Turns out our dream is not a location. Our dream is passive income, adoption, thriving careers, confident children, places to roam and to fuel creativity, good candles, comfy beds, and yes travel...
I shat on Arizona for a long time, and yet here I am. Yes, I miss Washington. Of course. But I don't miss the struggle. I really don't. There is a freedom in knowing you could hack it elsewhere but chose not to.

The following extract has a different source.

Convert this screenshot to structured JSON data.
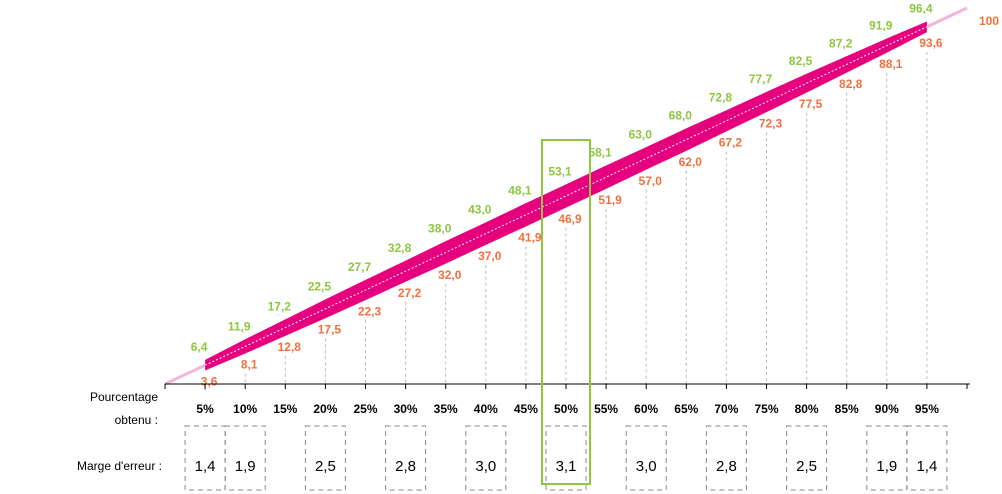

Pursuing goals and dreams is really important, but I feel like this wanderlust that has plagued my generation comes with drawbacks that few are willing to talk about. Perhaps I know now why that guy serving my pad thai never left to start that rock climbing gym in Moab... or perhaps I have a softer understanding to those who don't blindly make a major life change, who have a respect for the devilish details... it isn't everything it is cracked up to be. Risk is hard. Taking risks with kids is even harder. Taking risks in your mid-thirties? Oy vey. Just make it stop already.
But, sometimes taking those risks helps to bring the true priorities into greater focus- the location was never the dream. The lifestyle was. The one that you had all along.